Connue pour avoir animé Les Chemins de la philosophie sur France Culture, la journaliste à la direction de France Inter écrit aussi, et ça vaut le détour. Inconsolable, paru le 5 janvier chez Gallimard, raconte l’expérience de la perte du père. Sans lyrisme, Adèle Van Reeth partage son parcours pendant une année, au cours de laquelle un homme meurt, mais un enfant naît. Ni pessimiste ni optimiste, ce livre admet que, malgré tout, la vie continue et qu’on peut s’accommoder de la tristesse.

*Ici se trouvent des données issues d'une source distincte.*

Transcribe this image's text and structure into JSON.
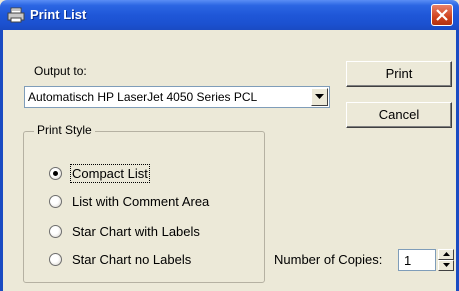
{
  "window": {
    "title": "Print List",
    "titlebar_color": "#1f57d8",
    "icon": "printer-icon"
  },
  "output": {
    "label": "Output to:",
    "printer_selected": "Automatisch HP LaserJet 4050 Series PCL"
  },
  "buttons": {
    "print": "Print",
    "cancel": "Cancel"
  },
  "print_style": {
    "title": "Print Style",
    "options": [
      {
        "label": "Compact List",
        "selected": true
      },
      {
        "label": "List with Comment Area",
        "selected": false
      },
      {
        "label": "Star Chart with Labels",
        "selected": false
      },
      {
        "label": "Star Chart no Labels",
        "selected": false
      }
    ]
  },
  "copies": {
    "label": "Number of Copies:",
    "value": "1"
  }
}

“C’est par le prisme de l’ordinaire que les choses m’intéressent”. Comme dans son pre­mier roman La vie ordi­naire (2020), c’est encore de cette exis­tence quo­ti­dienne qu’il s’agit dans les lignes d’Incon­so­lable. Par ses réflexions d’une pro­fonde jus­tesse, l’auteur donne du relief à ces jours qui passent, avec et mal­gré la tris­tesse. Le tra­vail, la famille, le chat, les visites à l’hôpital : rien de sublime, sim­ple­ment l’ordinaire. “La mort d’un père est une expé­rience que j’ai vou­lu prendre au sérieux”, explique Adèle aux lec­teurs dans le sous-sol de Librai­rie Com­pa­gnie, en face de la Sor­bonne. Assise devant quelques dizaines de per­sonnes, dans cette cave au milieu des livres, l’écrivaine, qu’on devine grande et élan­cée, se remet dans la peau d’une petite fille qui vient de perdre son père.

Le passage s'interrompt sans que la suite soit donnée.